The Minister for Foreign Action and European Union, Meritxell Serret i Aleu, reported that the Catalan Government received the preliminary report from the European Parliament's PEGA Committee “with great satisfaction” and applauded the “warning” it represented for the Spanish Government. “For us, the Pegasus case remains open; it is a serious case that infringes and attacks fundamental and political rights,” said Serret, who went on to underline that the publication of the draft report from the chamber’s Committee “demonstrates that the issue is far from closed for European institutions as well”.

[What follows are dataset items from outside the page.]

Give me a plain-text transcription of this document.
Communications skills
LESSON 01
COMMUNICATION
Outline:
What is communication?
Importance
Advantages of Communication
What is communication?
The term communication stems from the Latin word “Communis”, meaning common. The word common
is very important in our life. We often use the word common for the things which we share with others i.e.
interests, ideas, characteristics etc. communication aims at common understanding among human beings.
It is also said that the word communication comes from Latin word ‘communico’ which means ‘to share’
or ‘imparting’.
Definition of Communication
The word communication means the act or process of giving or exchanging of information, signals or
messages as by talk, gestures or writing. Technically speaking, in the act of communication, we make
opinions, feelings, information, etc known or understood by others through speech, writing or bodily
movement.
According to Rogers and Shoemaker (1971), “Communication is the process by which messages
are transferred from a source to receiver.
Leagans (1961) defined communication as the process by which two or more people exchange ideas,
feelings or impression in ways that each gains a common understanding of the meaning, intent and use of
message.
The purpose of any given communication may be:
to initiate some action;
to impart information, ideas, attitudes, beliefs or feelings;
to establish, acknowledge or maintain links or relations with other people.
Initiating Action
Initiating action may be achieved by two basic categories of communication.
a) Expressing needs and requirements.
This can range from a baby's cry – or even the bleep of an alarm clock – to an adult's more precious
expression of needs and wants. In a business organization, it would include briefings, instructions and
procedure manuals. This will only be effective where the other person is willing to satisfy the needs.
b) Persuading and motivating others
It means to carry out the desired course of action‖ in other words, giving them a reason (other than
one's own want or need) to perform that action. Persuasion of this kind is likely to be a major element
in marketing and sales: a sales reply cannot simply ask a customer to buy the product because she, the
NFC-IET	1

Serret also expressed her approval of “the inclusion of the 65 proponents of Catalan independence affected by the Pegasus case, and not just the 18 the Spanish authorities admit to”. She added that the Catalan Government criticised“the lack of diligence on the part of the Spanish authorities in investigating these cases as well as in providing European institutions with information”.
The head of Foreign Action and European Union stressed that the Government of Catalonia would continue to work“with precision, discretion and solemnity in order to fully guarantee that this case of espionage be resolved”.
In fact, the Catalan Government has already put forward initiatives promoting legislation to regulate the use of such spyware, one of which is the Geneva Declaration, promoted jointly with the international NGO Access Now and which already has the support of international players such as Amnesty International.